Recent Gartner predictions suggested that Asia-Pacific IT-services spend – including managed security services off the type Optus and Accenture are building out – grew 2.6 percent over 2015 to be worth $US93.2b ($A120.7b) this year, and would grow a further 6 percent in 2017 to be worth $US98.8b ($A128b). Worldwide information-security spending is expected to grow at 7.9 percent to reach $US81.6b ($A105.7b) this year alone – continuing the healthy spending that has helped the Australian market stand out on the world stage for years.

Yet despite the industry investments in security capabilities, it wasn’t all good news: New Zealand-based analytics vendor Wynyard Group, which has long delivered its analytical tools to law-enforcement authorities and had been pushing hard to pivot the technology into the fast-growing threat-analysis market, was placed into voluntary administration in October and handed to administrators KordaMentha after the board declined to pursue further capital-raising or increased debt to keep the company running.

Wynyard had been a local security-industry success story that attracted the likes of former GCHQ deputy director of cyber defence operations Andrew France OBE and pushed to an ASX listing in early 2015 to complement its initial 2013 listing on the New Zealand Stock Exchange.

Also undergoing organisational change was Dell, which announced this week that it had completed the spinoff of Dell Software Group business units to form separate companies – Quest and SonicWall – that will be pursuing their own strategies in the management and security markets.

Such changes will have immense knock-on effects in the local skills market, where such local investments are seeing security centres of excellence hoovering up skilled IT-security staff as quickly as they can be identified.
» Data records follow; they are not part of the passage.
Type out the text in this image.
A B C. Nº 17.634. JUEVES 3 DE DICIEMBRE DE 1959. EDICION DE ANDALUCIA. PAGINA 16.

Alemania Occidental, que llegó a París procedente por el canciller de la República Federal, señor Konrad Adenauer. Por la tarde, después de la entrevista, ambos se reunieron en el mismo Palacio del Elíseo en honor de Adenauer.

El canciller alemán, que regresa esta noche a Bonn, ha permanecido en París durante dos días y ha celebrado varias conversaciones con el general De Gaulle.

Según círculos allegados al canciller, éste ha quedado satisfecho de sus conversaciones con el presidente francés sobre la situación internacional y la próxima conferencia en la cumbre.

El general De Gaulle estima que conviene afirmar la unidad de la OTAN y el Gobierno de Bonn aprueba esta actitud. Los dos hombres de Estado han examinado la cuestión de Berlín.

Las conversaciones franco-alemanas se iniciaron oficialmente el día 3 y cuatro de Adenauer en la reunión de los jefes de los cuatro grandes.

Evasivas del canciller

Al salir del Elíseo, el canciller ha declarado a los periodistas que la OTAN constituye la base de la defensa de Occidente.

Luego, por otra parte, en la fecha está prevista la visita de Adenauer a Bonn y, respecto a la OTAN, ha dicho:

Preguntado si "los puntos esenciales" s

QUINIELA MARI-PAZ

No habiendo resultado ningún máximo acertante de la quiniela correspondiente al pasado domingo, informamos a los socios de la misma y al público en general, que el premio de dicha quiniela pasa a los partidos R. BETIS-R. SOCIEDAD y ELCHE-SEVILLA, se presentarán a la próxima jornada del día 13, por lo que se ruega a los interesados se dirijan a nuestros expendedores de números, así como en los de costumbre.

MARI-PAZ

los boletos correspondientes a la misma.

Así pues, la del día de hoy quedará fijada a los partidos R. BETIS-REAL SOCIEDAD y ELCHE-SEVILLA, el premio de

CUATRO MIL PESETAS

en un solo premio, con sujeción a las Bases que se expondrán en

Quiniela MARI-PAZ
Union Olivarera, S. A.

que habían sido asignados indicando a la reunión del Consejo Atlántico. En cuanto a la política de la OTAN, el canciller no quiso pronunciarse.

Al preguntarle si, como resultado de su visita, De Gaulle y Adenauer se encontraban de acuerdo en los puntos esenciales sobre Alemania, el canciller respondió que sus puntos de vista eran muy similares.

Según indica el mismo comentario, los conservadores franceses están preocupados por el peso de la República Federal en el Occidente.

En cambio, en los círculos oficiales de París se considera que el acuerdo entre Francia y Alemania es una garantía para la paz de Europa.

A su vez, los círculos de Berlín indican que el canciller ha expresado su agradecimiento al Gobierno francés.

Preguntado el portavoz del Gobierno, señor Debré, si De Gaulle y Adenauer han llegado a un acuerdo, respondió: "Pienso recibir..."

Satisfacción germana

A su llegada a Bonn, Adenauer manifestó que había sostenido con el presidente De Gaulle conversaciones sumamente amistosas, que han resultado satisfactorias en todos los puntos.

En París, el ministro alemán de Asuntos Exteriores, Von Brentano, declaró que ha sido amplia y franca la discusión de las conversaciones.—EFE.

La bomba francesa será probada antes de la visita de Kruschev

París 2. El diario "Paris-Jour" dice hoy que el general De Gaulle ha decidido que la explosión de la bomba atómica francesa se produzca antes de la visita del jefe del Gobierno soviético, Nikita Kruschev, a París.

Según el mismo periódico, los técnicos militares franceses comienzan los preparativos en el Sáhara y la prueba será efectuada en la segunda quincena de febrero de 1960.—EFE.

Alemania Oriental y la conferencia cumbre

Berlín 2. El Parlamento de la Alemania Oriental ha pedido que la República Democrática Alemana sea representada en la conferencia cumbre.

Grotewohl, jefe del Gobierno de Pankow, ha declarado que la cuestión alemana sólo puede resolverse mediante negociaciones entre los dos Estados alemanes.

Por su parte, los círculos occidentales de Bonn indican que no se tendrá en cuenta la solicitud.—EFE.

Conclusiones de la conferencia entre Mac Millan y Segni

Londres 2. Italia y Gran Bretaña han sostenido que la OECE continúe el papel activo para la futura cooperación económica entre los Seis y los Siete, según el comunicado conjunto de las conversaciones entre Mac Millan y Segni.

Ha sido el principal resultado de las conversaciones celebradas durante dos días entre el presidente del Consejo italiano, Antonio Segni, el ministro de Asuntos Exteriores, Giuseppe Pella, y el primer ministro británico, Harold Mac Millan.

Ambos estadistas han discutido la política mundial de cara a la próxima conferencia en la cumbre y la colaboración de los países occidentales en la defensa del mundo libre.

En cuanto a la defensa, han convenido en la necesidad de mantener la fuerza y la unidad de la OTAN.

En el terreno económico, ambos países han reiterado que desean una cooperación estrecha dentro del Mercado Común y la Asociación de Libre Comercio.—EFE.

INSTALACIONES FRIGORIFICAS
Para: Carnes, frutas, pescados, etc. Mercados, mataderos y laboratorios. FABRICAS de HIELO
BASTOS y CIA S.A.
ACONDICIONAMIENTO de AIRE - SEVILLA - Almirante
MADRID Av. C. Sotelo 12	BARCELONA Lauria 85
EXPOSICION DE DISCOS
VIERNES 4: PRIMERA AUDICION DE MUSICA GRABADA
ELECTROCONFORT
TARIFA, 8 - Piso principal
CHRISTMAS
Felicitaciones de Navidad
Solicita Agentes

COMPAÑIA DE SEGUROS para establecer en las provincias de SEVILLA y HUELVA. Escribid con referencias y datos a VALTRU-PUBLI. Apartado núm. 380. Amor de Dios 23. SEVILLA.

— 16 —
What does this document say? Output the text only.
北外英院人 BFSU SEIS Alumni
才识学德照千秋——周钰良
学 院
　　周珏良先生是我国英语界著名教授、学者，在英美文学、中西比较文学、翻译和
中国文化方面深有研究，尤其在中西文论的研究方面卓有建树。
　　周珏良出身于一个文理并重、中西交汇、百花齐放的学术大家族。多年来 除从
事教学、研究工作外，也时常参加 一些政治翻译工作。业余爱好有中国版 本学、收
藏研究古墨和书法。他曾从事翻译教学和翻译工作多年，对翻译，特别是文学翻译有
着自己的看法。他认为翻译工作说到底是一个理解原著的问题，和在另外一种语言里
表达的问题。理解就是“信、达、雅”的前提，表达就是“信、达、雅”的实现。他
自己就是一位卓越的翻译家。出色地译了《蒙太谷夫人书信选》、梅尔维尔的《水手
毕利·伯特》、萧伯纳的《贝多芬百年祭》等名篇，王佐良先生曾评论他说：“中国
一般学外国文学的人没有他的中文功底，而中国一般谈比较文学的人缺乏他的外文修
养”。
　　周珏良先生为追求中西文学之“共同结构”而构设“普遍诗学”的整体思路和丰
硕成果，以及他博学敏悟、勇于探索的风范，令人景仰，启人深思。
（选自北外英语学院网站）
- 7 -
This will perpetuate demand from companies turning to security-services providers to guarantee access to such skills, as well as providing new career directions for experts that find themselves back on the market due to their involvement in failed ventures.

For companies wanting to leverage the shifting skills market – Telstra is among those pursuing novel ways to feed the growing demand for security-related services – the key to success is embracing flexible sourcing options, says Peter Wilson, CEO of specialty recruiting firm Ignite. “Technology is dramatically altering every aspect of work,” he said in a statement.

“Smart organisations should leverage it where possible to improve talent acquisition and retention. This means choosing recruitment partners that combine the latest technology platforms with a people-focused approach to delivering talent acquisition and retention strategies that set the organisation up for sustainable success.”